Montgomery modular multiplication is a clever way to make multiplying numbers under modular arithmetic faster. It was created in 1985 by American mathematician Peter L. Montgomery. This method is especially useful when we need to do many multiplications one after another, like in some important computer security systems.

The trick behind Montgomery multiplication is to represent numbers in a special way, called Montgomery form. This lets the computer avoid a slow step called division that normally happens when multiplying numbers under modulus. Instead, it only needs to divide by a special number R, which can be chosen to make this division really easy. On computers that work with binary numbers, R is often a power of two, and dividing by such numbers is as simple as shifting bits.

While converting numbers to and from this special form takes some extra steps, it saves time when many multiplications are needed. This is why Montgomery multiplication is used in important systems like RSA and Diffie–Hellman key exchange. These systems rely on doing arithmetic with very large numbers, and Montgomery multiplication helps make those calculations faster and more efficient.

Modular arithmetic

Let N be a positive integer. In modular arithmetic, we work with numbers by considering their remainders after division by N. These remainders are called residue classes. For example, when N is 17, the numbers 7 and 24 are in the same residue class because both leave a remainder of 7 when divided by 17.

We can add, subtract, or multiply these residue classes by using their remainders. For instance, to add 7 and 15 modulo 17, we first add the numbers to get 22. Then we find the remainder when 22 is divided by 17, which is 5. So, 7 + 15 is equivalent to 5 modulo 17. This way, we keep numbers small and easy to work with in calculations.

Montgomery form

Montgomery form is a special way to represent numbers that makes multiplying large numbers under modular arithmetic easier and faster. Normally, multiplying two numbers and then finding the remainder after division can be slow because division takes a lot of time on computers.

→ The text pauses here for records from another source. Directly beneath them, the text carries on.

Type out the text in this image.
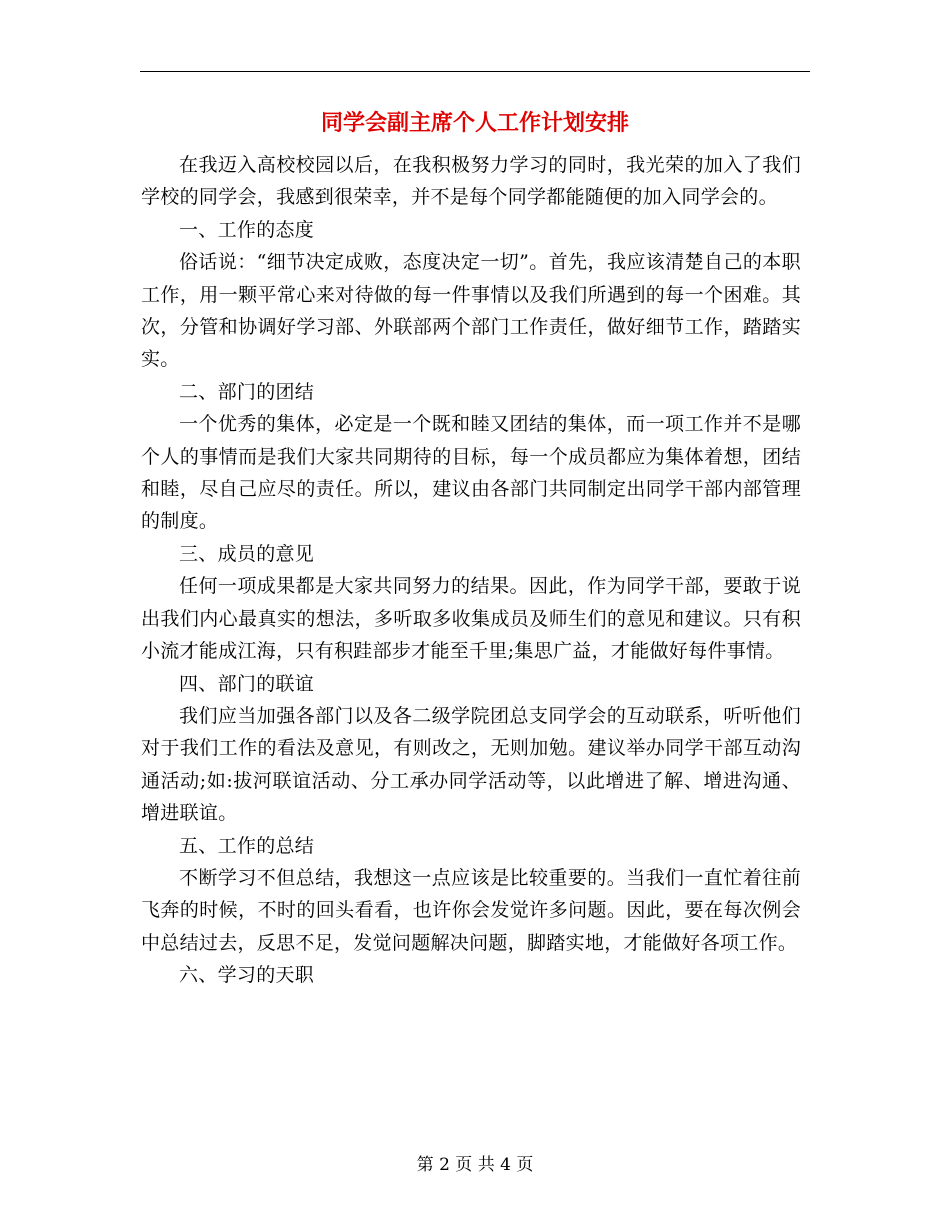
同学会副主席个人工作计划安排

在我迈入高校校园以后，在我积极努力学习的同时，我光荣的加入了我们学校的同学会，我感到很荣幸，并不是每个同学都能随便的加入同学会的。

一、工作的态度

俗话说：“细节决定成败，态度决定一切”。首先，我应该清楚自己的本职工作，用一颗平常心来对待做的每一件事情以及我们所遇到的每一个困难。其次，分管和协调好学习部、外联部两个部门工作责任，做好细节工作，踏踏实实。

二、部门的团结

一个优秀的集体，必定是一个既和睦又团结的集体，而一项工作并不是哪个人的事情而是我们大家共同期待的目标，每一个成员都应为集体着想，团结和睦，尽自己应尽的责任。所以，建议由各部门共同制定出同学干部内部管理的制度。

三、成员的意见

任何一项成果都是大家共同努力的结果。因此，作为同学干部，要敢于说出我们内心最真实的想法，多听取多收集成员及师生们的意见和建议。只有积小流才能成江海，只有积跬部步才能至千里;集思广益，才能做好每件事情。

四、部门的联谊

我们应当加强各部门以及各二级学院团总支同学会的互动联系，听听他们对于我们工作的看法及意见，有则改之，无则加勉。建议举办同学干部互动沟通活动;如:拔河联谊活动、分工承办同学活动等，以此增进了解、增进沟通、增进联谊。

五、工作的总结

不断学习不但总结，我想这一点应该是比较重要的。当我们一直忙着往前飞奔的时候，不时的回头看看，也许你会发觉许多问题。因此，要在每次例会中总结过去，反思不足，发觉问题解决问题，脚踏实地，才能做好各项工作。

六、学习的天职

第 2 页 共 4 页
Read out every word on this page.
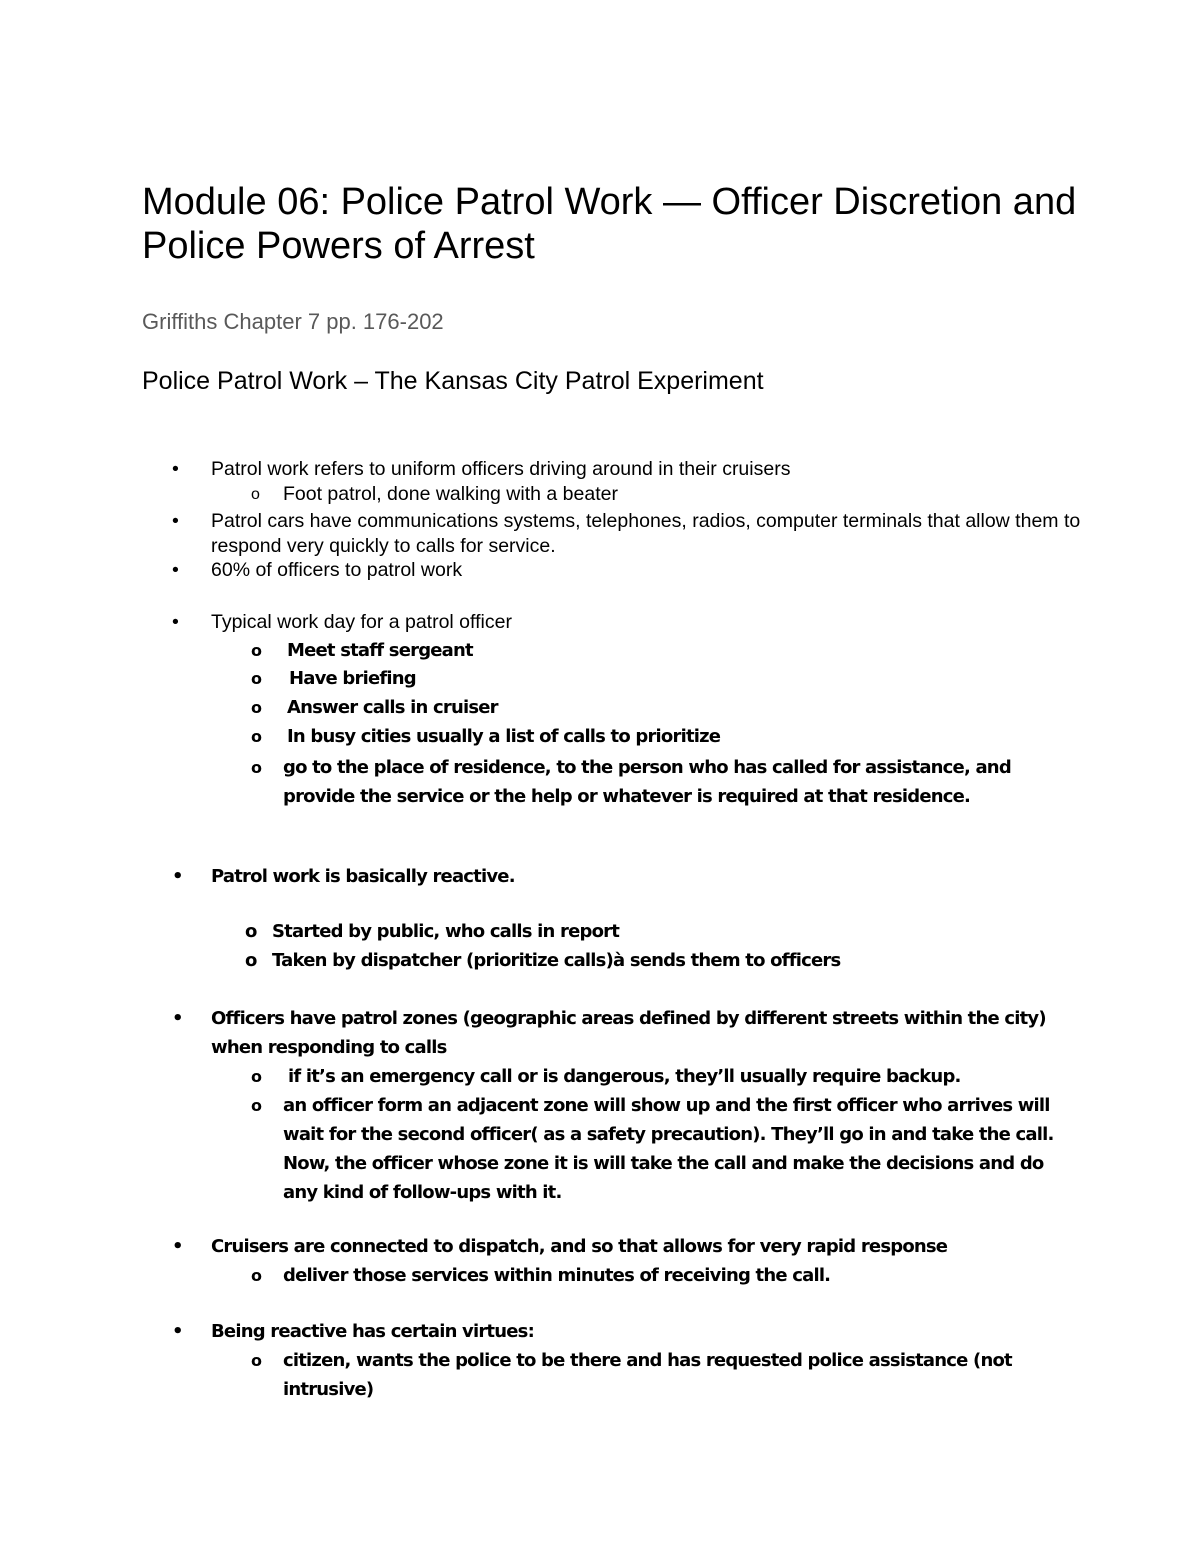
Module 06: Police Patrol Work — Officer Discretion and Police Powers of Arrest

Griffiths Chapter 7 pp. 176-202

Police Patrol Work – The Kansas City Patrol Experiment
• Patrol work refers to uniform officers driving around in their cruisers
o Foot patrol, done walking with a beater
• Patrol cars have communications systems, telephones, radios, computer terminals that allow them to respond very quickly to calls for service.
• 60% of officers to patrol work
• Typical work day for a patrol officer
o Meet staff sergeant
o Have briefing
o Answer calls in cruiser
o In busy cities usually a list of calls to prioritize
o go to the place of residence, to the person who has called for assistance, and provide the service or the help or whatever is required at that residence.
• Patrol work is basically reactive.
o Started by public, who calls in report
o Taken by dispatcher (prioritize calls)à sends them to officers
• Officers have patrol zones (geographic areas defined by different streets within the city) when responding to calls
o if it’s an emergency call or is dangerous, they’ll usually require backup.
o an officer form an adjacent zone will show up and the first officer who arrives will wait for the second officer( as a safety precaution). They’ll go in and take the call. Now, the officer whose zone it is will take the call and make the decisions and do any kind of follow-ups with it.
• Cruisers are connected to dispatch, and so that allows for very rapid response
o deliver those services within minutes of receiving the call.
• Being reactive has certain virtues:
o citizen, wants the police to be there and has requested police assistance (not intrusive)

In Montgomery form, numbers are changed so that division can be replaced with simpler actions like shifting or dropping parts of the number, which are much faster. This helps computers do big calculations more quickly.

Montgomery arithmetic on multiprecision integers

Most cryptographic tools need to work with very large numbers, sometimes hundreds or even thousands of bits long. These numbers are too big to fit into a single piece of computer memory, so they are broken into smaller parts for calculation.

Montgomery multiplication is a smart way to make these big number calculations faster. It works by breaking down the problem into smaller, easier steps that the computer can handle more quickly. This method is especially useful when dealing with numbers in modular arithmetic, a key part of keeping information safe online.

Side-channel attacks

Montgomery reduction avoids correction steps needed in regular division when estimates are wrong. This helps protect against timing and power side-channel attacks because the steps the computer takes do not change based on the numbers being used. There is one small exception at the end, but it can be adjusted to stay safe. It's also important that the overall exponentiation method used with this multiplication is secure.